Озноб снова охватил грудную клетку. Возникла новая пауза. Нет, я бы мог возразить ей, но в тот момент эта мысль почему-то совершенно выскочила из головы, и даже предложи мне кто-нибудь её в качестве варианта, она всё равно отправилась бы прочь. Невозможно сопротивляться, когда тебя просят сделать то, что ты хочешь сделать больше всего. Мы уже смотрели друг на друга, готовые продолжать — это стопроцентно, а не всего лишь мне померещилось, и поэтому все мысли вытеснялись. Я убрал ладони с её бёдер и прикоснулся ими к лицу, отправив волосы за уши, при этом всё ещё не будучи уверенным в том, что делаю. Не могу сказать точно, в какой именно момент разум отключился, но в ту секунду он определённо уже не работал и не надоедал, как тот самый противный рингтон, звучащий брякающим фоном в приятном сновидении. Юнон удалось отключить его.
— Ты уверена, что этого хочешь? — всё-таки спросил я с опаской именно потому, что знал: она точно хочет. Происходящее всё ещё оставалось неправильным, и тоном голоса, с которым был задан этот вопрос, я невзначай напомнил ей об этом.
— Да, — она открыла глаза, не задумавшись ни на секунду. Кажется, никаких напоминаний через интонацию моя сестра не уловила. Но разве ж в тот момент я об этом думал? — Мне понравилось целоваться. Это плохо?
— Нет… — выдохнул я крайне неуверенно. — Я не знаю. Снова два дня будем друг друга игнорировать?
— Это только от тебя зависит, — Юнон улыбнулась. — Не оставишь меня в гараже, как этот альбом, на который даже смотреть не хочется?
— Что? — я нахмурился. — Такого в планах у меня никогда не было.
— А что у тебя было в планах?
— Ну… Что-нибудь, чтобы всё это не превратилось в катастрофу, — выдал я. Обманывать, попробовать себя в роли свахи, а также подавить в себе, подавить, подавить.

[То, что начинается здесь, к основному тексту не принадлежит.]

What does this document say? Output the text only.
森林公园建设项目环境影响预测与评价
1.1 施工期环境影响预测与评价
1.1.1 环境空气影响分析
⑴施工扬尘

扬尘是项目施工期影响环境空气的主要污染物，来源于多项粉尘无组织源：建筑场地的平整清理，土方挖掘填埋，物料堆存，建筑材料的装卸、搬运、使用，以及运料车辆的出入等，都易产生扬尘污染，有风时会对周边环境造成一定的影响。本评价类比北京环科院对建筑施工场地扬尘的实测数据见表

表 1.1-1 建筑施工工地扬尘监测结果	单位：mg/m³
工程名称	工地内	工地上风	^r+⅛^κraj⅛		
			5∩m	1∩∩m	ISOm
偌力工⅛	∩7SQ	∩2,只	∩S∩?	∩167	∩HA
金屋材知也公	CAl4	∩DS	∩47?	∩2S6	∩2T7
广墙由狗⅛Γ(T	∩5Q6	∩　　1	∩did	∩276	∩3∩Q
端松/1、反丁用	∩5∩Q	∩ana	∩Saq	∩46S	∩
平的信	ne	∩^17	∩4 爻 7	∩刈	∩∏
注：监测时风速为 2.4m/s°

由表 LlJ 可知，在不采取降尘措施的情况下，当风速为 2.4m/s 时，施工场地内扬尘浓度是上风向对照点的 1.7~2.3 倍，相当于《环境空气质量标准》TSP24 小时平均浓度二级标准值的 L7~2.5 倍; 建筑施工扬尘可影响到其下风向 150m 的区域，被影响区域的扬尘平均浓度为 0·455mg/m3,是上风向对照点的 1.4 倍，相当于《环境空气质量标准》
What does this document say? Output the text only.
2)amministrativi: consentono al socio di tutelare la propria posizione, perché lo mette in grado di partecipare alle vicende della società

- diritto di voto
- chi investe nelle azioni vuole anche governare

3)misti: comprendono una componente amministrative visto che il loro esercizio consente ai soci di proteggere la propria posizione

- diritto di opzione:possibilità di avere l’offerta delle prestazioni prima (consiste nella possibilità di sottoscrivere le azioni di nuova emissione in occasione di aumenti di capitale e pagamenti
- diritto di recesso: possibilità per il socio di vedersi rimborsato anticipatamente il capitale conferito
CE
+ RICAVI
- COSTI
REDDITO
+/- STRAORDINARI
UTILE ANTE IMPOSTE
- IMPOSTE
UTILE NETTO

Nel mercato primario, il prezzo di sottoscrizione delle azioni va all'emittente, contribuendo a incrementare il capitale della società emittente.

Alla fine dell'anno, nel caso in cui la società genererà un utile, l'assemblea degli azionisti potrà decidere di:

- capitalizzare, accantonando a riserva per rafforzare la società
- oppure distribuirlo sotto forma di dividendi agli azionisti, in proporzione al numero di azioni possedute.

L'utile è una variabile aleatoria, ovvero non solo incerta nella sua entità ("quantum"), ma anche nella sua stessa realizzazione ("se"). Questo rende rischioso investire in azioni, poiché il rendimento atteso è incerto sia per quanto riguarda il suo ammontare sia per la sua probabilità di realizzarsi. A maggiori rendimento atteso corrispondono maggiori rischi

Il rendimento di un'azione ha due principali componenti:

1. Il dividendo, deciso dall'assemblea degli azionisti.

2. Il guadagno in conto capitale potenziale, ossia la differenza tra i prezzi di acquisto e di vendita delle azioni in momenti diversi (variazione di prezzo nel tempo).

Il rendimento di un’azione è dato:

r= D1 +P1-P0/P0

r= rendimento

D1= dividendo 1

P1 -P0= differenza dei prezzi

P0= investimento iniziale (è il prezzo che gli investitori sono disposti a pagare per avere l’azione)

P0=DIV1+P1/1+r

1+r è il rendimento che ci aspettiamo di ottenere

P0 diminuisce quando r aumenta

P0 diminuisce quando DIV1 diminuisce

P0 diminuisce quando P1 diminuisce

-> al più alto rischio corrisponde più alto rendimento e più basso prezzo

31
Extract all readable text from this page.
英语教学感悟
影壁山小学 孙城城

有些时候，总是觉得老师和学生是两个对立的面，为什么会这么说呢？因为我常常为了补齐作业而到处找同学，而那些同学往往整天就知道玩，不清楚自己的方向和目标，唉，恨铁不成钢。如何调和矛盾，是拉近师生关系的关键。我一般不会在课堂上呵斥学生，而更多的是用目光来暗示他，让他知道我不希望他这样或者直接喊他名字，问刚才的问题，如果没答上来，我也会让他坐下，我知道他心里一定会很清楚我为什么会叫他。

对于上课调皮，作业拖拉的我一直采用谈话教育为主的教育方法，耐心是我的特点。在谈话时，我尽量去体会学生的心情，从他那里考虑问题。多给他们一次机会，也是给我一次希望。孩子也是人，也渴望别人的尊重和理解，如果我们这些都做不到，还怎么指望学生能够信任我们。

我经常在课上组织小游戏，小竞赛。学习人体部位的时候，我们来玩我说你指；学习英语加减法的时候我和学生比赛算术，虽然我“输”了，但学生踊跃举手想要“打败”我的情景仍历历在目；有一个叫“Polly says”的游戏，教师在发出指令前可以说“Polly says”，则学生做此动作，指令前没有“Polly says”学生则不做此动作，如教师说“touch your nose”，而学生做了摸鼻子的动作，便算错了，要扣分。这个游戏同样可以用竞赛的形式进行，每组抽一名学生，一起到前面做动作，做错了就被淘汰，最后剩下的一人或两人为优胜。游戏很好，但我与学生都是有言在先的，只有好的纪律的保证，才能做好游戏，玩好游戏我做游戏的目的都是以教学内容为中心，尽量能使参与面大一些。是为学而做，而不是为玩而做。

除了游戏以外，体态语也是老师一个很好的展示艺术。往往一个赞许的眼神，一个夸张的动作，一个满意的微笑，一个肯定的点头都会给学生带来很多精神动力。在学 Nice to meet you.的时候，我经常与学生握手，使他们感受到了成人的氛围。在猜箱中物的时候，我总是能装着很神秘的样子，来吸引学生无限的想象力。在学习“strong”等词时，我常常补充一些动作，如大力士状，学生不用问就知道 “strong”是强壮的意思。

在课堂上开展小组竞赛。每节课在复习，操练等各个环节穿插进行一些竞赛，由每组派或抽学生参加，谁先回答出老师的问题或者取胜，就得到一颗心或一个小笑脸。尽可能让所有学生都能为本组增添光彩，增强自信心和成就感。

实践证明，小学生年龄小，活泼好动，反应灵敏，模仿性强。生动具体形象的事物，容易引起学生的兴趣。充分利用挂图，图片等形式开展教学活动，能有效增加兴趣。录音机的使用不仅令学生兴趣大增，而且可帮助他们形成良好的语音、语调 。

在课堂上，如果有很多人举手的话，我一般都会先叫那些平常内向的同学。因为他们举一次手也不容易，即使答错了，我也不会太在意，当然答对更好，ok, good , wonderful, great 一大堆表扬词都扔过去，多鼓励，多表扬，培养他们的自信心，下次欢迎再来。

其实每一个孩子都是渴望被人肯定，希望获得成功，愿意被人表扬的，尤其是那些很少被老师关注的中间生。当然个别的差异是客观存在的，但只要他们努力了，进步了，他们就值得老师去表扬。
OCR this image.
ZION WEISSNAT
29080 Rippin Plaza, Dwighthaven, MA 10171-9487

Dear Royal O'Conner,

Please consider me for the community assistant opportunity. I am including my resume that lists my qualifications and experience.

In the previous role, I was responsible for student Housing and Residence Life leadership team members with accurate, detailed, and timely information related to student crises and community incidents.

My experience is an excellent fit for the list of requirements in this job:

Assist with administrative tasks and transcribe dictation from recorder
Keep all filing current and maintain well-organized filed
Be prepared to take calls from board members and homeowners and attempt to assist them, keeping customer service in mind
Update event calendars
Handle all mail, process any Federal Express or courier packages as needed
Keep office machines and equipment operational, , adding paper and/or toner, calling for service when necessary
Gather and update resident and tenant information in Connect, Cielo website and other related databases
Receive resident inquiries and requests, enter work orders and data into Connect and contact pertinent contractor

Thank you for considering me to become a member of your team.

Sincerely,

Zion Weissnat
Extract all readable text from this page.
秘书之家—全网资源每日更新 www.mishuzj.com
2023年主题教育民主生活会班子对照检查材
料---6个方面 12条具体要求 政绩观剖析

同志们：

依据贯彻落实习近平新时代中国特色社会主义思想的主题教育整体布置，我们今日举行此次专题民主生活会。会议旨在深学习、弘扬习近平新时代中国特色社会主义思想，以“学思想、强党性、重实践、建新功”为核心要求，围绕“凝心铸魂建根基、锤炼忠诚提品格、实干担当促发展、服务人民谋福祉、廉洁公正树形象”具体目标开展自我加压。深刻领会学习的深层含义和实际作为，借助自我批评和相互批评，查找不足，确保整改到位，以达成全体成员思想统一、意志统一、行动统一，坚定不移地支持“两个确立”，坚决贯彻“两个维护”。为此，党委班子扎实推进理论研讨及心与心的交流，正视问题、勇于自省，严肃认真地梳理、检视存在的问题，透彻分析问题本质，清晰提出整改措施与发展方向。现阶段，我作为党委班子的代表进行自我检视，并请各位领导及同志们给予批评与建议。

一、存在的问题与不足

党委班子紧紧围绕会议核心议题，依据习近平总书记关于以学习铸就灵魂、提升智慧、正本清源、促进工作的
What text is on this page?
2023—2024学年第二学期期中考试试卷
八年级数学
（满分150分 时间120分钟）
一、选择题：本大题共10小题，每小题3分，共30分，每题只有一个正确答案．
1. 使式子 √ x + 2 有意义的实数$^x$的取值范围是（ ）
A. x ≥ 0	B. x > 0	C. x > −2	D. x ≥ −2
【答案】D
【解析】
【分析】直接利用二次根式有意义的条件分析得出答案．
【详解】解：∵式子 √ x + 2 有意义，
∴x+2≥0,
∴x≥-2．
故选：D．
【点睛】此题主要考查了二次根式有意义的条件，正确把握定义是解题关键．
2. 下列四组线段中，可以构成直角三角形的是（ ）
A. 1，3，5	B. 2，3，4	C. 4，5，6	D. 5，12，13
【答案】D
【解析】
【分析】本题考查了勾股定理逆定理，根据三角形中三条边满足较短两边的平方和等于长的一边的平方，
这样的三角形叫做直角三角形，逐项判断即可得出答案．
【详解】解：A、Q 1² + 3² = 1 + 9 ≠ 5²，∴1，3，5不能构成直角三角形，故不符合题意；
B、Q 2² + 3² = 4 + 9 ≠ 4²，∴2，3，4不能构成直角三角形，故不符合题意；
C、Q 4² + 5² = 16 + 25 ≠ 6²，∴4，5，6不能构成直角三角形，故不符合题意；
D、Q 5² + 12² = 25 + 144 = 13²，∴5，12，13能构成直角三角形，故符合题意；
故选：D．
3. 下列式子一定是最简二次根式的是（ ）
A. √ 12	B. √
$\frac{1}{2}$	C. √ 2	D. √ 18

— А я хочу, чтобы у тебя «снесло крышу», — она опустилась и прислонилась своим лбом к моему, шепнув теплом мне в лицо. — Можно как-нибудь впихнуть это в твой план не устраивать катастрофу?
— Нет, — прошипел я.
Она выдохнула рваный смешок, резко наклонилась и нетерпеливо поцеловала меня, и грудь мне защемило от счастья и наслаждения. Я опустил ладони к её бёдрам и сжал их что есть мочи, едва ли не хныча от удовольствия. Стало так горячо, что можно было расплавиться, будто мы две восковые фигуры, и этот жар топил все мысли и обещания, которые я давал Эшли, и все знаки стоп, которые я понаставил в своей голове. Юнон обхватила мне ногами спину, обвила руками шею и снова запустила руки в волосы — то, на чём остановилась в прошлый раз; от каждого её прикосновения отходила волна мурашек. Даже вновь нахлынувшее возбуждение не останавливало меня: я продолжал водить своим языком по рту, переплетаясь с её языком, то медленнее, то быстрее; то попеременно пленяя и губы, то вновь углубляя поцелуй. Я не делал это резко или агрессивно, касался её как можно нежнее и мягче, так чтобы вообще не чувствовать, где чьи губы, а вот Юнон чуть ли не задыхалась и время от времени даже будто намеренно слегка съезжала чуть ниже или вбок, чтобы прилепить поцелуй куда-то не то в подбородок, не то в щёку и перевести дыхание… В тот миг я вряд ли смог бы остановиться, даже если это было бы необходимо. От каждого моего прикосновения Юнон тяжело выдыхала удовольствие, что только подогревало искушение позволить себе ещё больше, и я переместился губами к шее и мягко впился в участок шероховатой от мурашек молочной кожи, почувствовав вырвавшийся из вздымающейся груди сестры едва слышимый стон. Всё что угодно, чтобы это слышать. Я продолжил поцелуи, и всё было хорошо, как вдруг она почему-то захотела оторвать меня, безмолвно вцепившись ладонью в мне плечо и постаравшись от себя отодвинуть. В этом жесте не было и крупицы необходимой силы, чтобы действительно меня оторвать, а самому мне было тяжело, почти невозможно оторваться от неё, тёплой и мягкой, тающей у меня в руках. Я путешествовал губами по её шее и чувствовал, что ей приятно, однако ладонь сестры всё ещё строго упиралась в плечо, стараясь оттолкнуть. Мы будто стали соревноваться с её рукой: ладонь давила на плечо, а я продолжал поцелуи, заставляя хватку ненадолго слабеть.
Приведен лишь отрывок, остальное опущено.